Servlet 3.0 has some very nice ease-of-development features in the form of new annotations (such as @WebServlet) and some useful extensibility features with web-fragments (details here) and ServletContainerInitializer which all contribute to make web.xml optional. While this is a great step towards more modular applications and an overall development simplification, you may want to have more control over what’s being deployed in your production system. This is what metadata-complete helps you achieve.

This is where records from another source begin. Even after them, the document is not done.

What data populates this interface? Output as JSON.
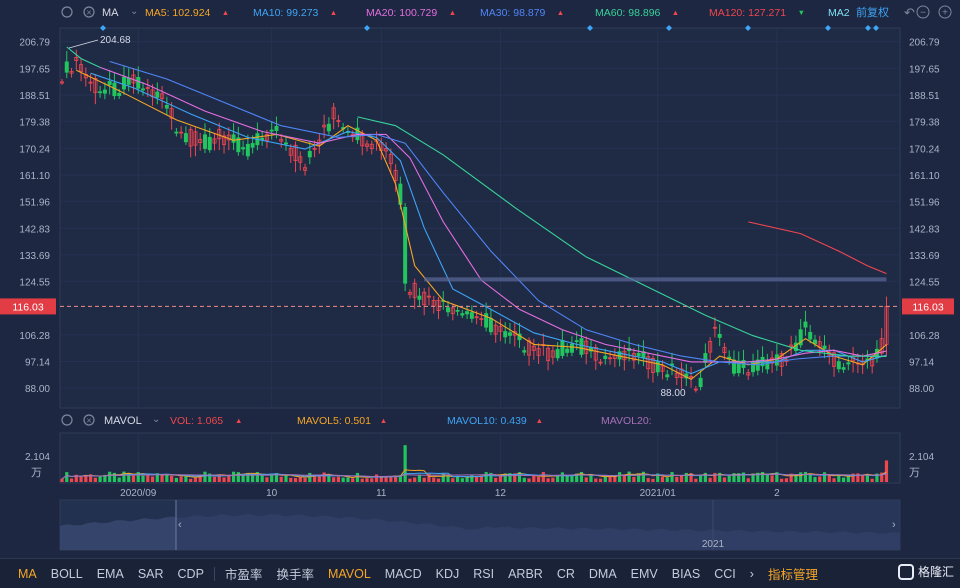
{
  "toolbar": {
    "label": "MA",
    "items": [
      {
        "label": "MA5: 102.924",
        "arrow": "▲",
        "color": "#f6a623"
      },
      {
        "label": "MA10: 99.273",
        "arrow": "▲",
        "color": "#3ea4f5"
      },
      {
        "label": "MA20: 100.729",
        "arrow": "▲",
        "color": "#e56ee0"
      },
      {
        "label": "MA30: 98.879",
        "arrow": "▲",
        "color": "#4f86f7"
      },
      {
        "label": "MA60: 98.896",
        "arrow": "▲",
        "color": "#37d39a"
      },
      {
        "label": "MA120: 127.271",
        "arrow": "▼",
        "color": "#f0464e"
      },
      {
        "label": "MA2",
        "arrow": "",
        "color": "#7fe0f2"
      }
    ],
    "adjust_label": "前复权"
  },
  "vol_toolbar": {
    "label": "MAVOL",
    "items": [
      {
        "label": "VOL: 1.065",
        "arrow": "▲",
        "color": "#f0464e"
      },
      {
        "label": "MAVOL5: 0.501",
        "arrow": "▲",
        "color": "#f6a623"
      },
      {
        "label": "MAVOL10: 0.439",
        "arrow": "▲",
        "color": "#3ea4f5"
      },
      {
        "label": "MAVOL20:",
        "arrow": "",
        "color": "#a66fb8"
      }
    ]
  },
  "chart_data": {
    "type": "candlestick",
    "price_axis": {
      "ticks": [
        206.79,
        197.65,
        188.51,
        179.38,
        170.24,
        161.1,
        151.96,
        142.83,
        133.69,
        124.55,
        106.28,
        97.14,
        88.0
      ],
      "range": [
        81.2,
        211.5
      ]
    },
    "current_price": "116.03",
    "annotations": {
      "high": "204.68",
      "low": "88.00"
    },
    "volume_axis": {
      "tick": "2.104",
      "unit": "万"
    },
    "x_labels": [
      "2020/09",
      "10",
      "11",
      "12",
      "2021/01",
      "2"
    ],
    "navigator_label": "2021",
    "colors": {
      "up": "#f0464e",
      "down": "#22c55e",
      "background": "#1d2741"
    },
    "price_path": [
      [
        0,
        196
      ],
      [
        3,
        200
      ],
      [
        6,
        192
      ],
      [
        9,
        190
      ],
      [
        12,
        191
      ],
      [
        15,
        193
      ],
      [
        18,
        190
      ],
      [
        21,
        187
      ],
      [
        24,
        178
      ],
      [
        27,
        174
      ],
      [
        30,
        172
      ],
      [
        33,
        174
      ],
      [
        36,
        172
      ],
      [
        39,
        170
      ],
      [
        42,
        174
      ],
      [
        45,
        176
      ],
      [
        48,
        170
      ],
      [
        51,
        165
      ],
      [
        54,
        172
      ],
      [
        57,
        182
      ],
      [
        60,
        178
      ],
      [
        63,
        174
      ],
      [
        66,
        172
      ],
      [
        68,
        170
      ],
      [
        69,
        166
      ],
      [
        70,
        160
      ],
      [
        71,
        150
      ],
      [
        72,
        128
      ],
      [
        73,
        123
      ],
      [
        75,
        119
      ],
      [
        78,
        118
      ],
      [
        81,
        116
      ],
      [
        84,
        116
      ],
      [
        87,
        113
      ],
      [
        90,
        110
      ],
      [
        93,
        106
      ],
      [
        96,
        104
      ],
      [
        99,
        101
      ],
      [
        102,
        100
      ],
      [
        105,
        102
      ],
      [
        108,
        103
      ],
      [
        111,
        101
      ],
      [
        114,
        99
      ],
      [
        117,
        98
      ],
      [
        120,
        99
      ],
      [
        123,
        97
      ],
      [
        126,
        95
      ],
      [
        129,
        93
      ],
      [
        132,
        90
      ],
      [
        134,
        91
      ],
      [
        135,
        98
      ],
      [
        137,
        107
      ],
      [
        139,
        102
      ],
      [
        141,
        96
      ],
      [
        144,
        95
      ],
      [
        147,
        96
      ],
      [
        150,
        97
      ],
      [
        153,
        101
      ],
      [
        156,
        108
      ],
      [
        158,
        106
      ],
      [
        160,
        100
      ],
      [
        163,
        97
      ],
      [
        165,
        97
      ],
      [
        167,
        95
      ],
      [
        169,
        97
      ],
      [
        171,
        100
      ],
      [
        173,
        116
      ]
    ],
    "ma_series": [
      {
        "name": "MA5",
        "color": "#f6a623",
        "points": [
          [
            3,
            197
          ],
          [
            12,
            190
          ],
          [
            24,
            180
          ],
          [
            36,
            173
          ],
          [
            45,
            175
          ],
          [
            54,
            171
          ],
          [
            60,
            178
          ],
          [
            66,
            173
          ],
          [
            70,
            158
          ],
          [
            74,
            130
          ],
          [
            80,
            118
          ],
          [
            90,
            112
          ],
          [
            99,
            103
          ],
          [
            108,
            102
          ],
          [
            117,
            99
          ],
          [
            126,
            96
          ],
          [
            132,
            91
          ],
          [
            138,
            99
          ],
          [
            144,
            96
          ],
          [
            150,
            98
          ],
          [
            156,
            105
          ],
          [
            162,
            99
          ],
          [
            168,
            96
          ],
          [
            173,
            102.9
          ]
        ]
      },
      {
        "name": "MA10",
        "color": "#3ea4f5",
        "points": [
          [
            6,
            196
          ],
          [
            15,
            191
          ],
          [
            27,
            182
          ],
          [
            39,
            174
          ],
          [
            51,
            170
          ],
          [
            60,
            176
          ],
          [
            66,
            174
          ],
          [
            71,
            166
          ],
          [
            76,
            143
          ],
          [
            82,
            122
          ],
          [
            90,
            115
          ],
          [
            99,
            107
          ],
          [
            108,
            103
          ],
          [
            117,
            100
          ],
          [
            126,
            97
          ],
          [
            132,
            93
          ],
          [
            138,
            97
          ],
          [
            144,
            97
          ],
          [
            150,
            97
          ],
          [
            156,
            101
          ],
          [
            162,
            101
          ],
          [
            168,
            97
          ],
          [
            173,
            99.3
          ]
        ]
      },
      {
        "name": "MA20",
        "color": "#e56ee0",
        "points": [
          [
            8,
            198
          ],
          [
            18,
            192
          ],
          [
            30,
            183
          ],
          [
            42,
            176
          ],
          [
            54,
            172
          ],
          [
            62,
            175
          ],
          [
            68,
            175
          ],
          [
            73,
            167
          ],
          [
            80,
            145
          ],
          [
            88,
            125
          ],
          [
            96,
            115
          ],
          [
            105,
            108
          ],
          [
            114,
            103
          ],
          [
            123,
            100
          ],
          [
            132,
            97
          ],
          [
            138,
            97
          ],
          [
            144,
            97
          ],
          [
            150,
            98
          ],
          [
            156,
            100
          ],
          [
            162,
            101
          ],
          [
            168,
            99
          ],
          [
            173,
            100.7
          ]
        ]
      },
      {
        "name": "MA30",
        "color": "#4f86f7",
        "points": [
          [
            10,
            200
          ],
          [
            22,
            194
          ],
          [
            34,
            186
          ],
          [
            46,
            178
          ],
          [
            58,
            174
          ],
          [
            66,
            175
          ],
          [
            72,
            172
          ],
          [
            80,
            155
          ],
          [
            90,
            135
          ],
          [
            100,
            118
          ],
          [
            110,
            108
          ],
          [
            120,
            103
          ],
          [
            130,
            99
          ],
          [
            138,
            97
          ],
          [
            146,
            96
          ],
          [
            154,
            98
          ],
          [
            162,
            99
          ],
          [
            168,
            99
          ],
          [
            173,
            98.9
          ]
        ]
      },
      {
        "name": "MA60",
        "color": "#37d39a",
        "points": [
          [
            1,
            205
          ],
          [
            4,
            201
          ],
          [
            8,
            198
          ]
        ]
      },
      {
        "name": "MA60b",
        "color": "#37d39a",
        "points": [
          [
            62,
            181
          ],
          [
            70,
            178
          ],
          [
            80,
            168
          ],
          [
            95,
            150
          ],
          [
            110,
            133
          ],
          [
            125,
            121
          ],
          [
            135,
            113
          ],
          [
            145,
            106
          ],
          [
            155,
            101
          ],
          [
            165,
            99
          ],
          [
            173,
            98.9
          ]
        ]
      },
      {
        "name": "MA120",
        "color": "#f0464e",
        "points": [
          [
            144,
            145
          ],
          [
            155,
            141
          ],
          [
            163,
            135
          ],
          [
            169,
            130
          ],
          [
            173,
            127.3
          ]
        ]
      }
    ]
  },
  "indicator_tabs": [
    {
      "label": "MA",
      "active": true
    },
    {
      "label": "BOLL",
      "active": false
    },
    {
      "label": "EMA",
      "active": false
    },
    {
      "label": "SAR",
      "active": false
    },
    {
      "label": "CDP",
      "active": false
    },
    {
      "label": "市盈率",
      "active": false
    },
    {
      "label": "换手率",
      "active": false
    },
    {
      "label": "MAVOL",
      "active": true
    },
    {
      "label": "MACD",
      "active": false
    },
    {
      "label": "KDJ",
      "active": false
    },
    {
      "label": "RSI",
      "active": false
    },
    {
      "label": "ARBR",
      "active": false
    },
    {
      "label": "CR",
      "active": false
    },
    {
      "label": "DMA",
      "active": false
    },
    {
      "label": "EMV",
      "active": false
    },
    {
      "label": "BIAS",
      "active": false
    },
    {
      "label": "CCI",
      "active": false
    }
  ],
  "indicator_manage": "指标管理",
  "brand": "格隆汇"
}
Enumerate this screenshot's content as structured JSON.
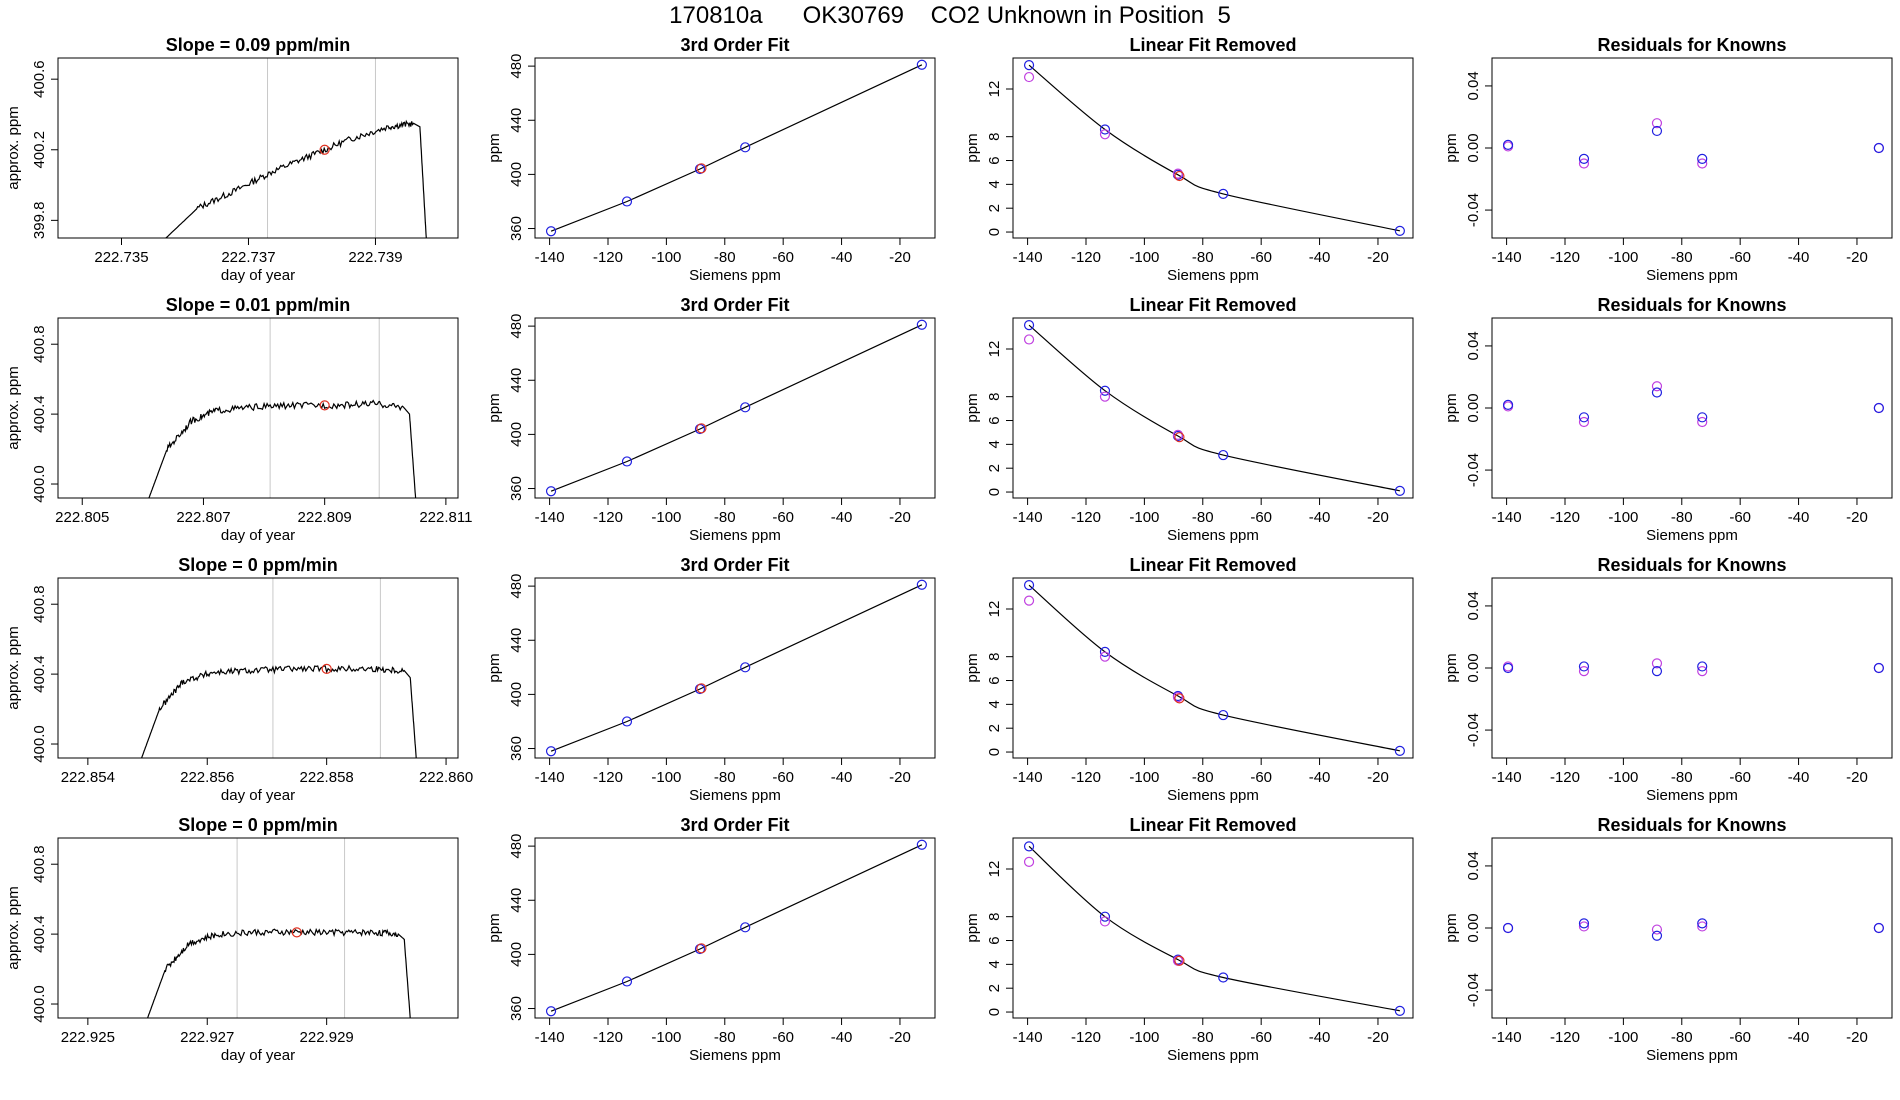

web.xml contains a metadata-complete attribute in the web-app element whose binary value defines whether other sources of metadata should be considered when deploying this web application, this includes annotations on class files (@WebServlet, but also @WebListener, @WebFilter, …), web-fragment.xml as well as classes located in WEB-INF/classes. If set to true all of these will be ignored and web.xml is the only metadata considered. Setting it to false falls back to the default behavior. Note you can also use this attribute inside fragments to have them consider annotation or not. Check the Servlet 3.0 specification (section 15.5) for details on that part.

Better than a long blog entry, here’s a short screencast (available in HD) illustrating the basics of this feature :

You can try this all today in the most recent version of GlassFish.

Here are other Java EE 6-related “lesser-known features” :
Module initialization order in Java EE 6
Just say no to Scarlett Johansson … (but say yes to Bean Validation)!
EJB 3.1 asynchrony and transactions

Author: alexismp

Google Developer Relations in Paris.

4 thoughts on “Servlet 3.0, fragments and web.xml to rule them all”

  1. Hi Alexis,
    nice feature. When keeping the default behaviour for the metadata attribute, is there also a way to specify the packages you wan to scan? (so it does not inspect all Java files in the classpath).

  2. Salut Michael,
    The spec doesn’t have any such feature and GlassFish try to relieve the developer/admin by being smart about resource utilization.

  3. Although I don’t see the use of this attribute in the web-app but it might be there for backward compatibility.
    who will put the annotations and then decide to not use them in the deployment descriptor?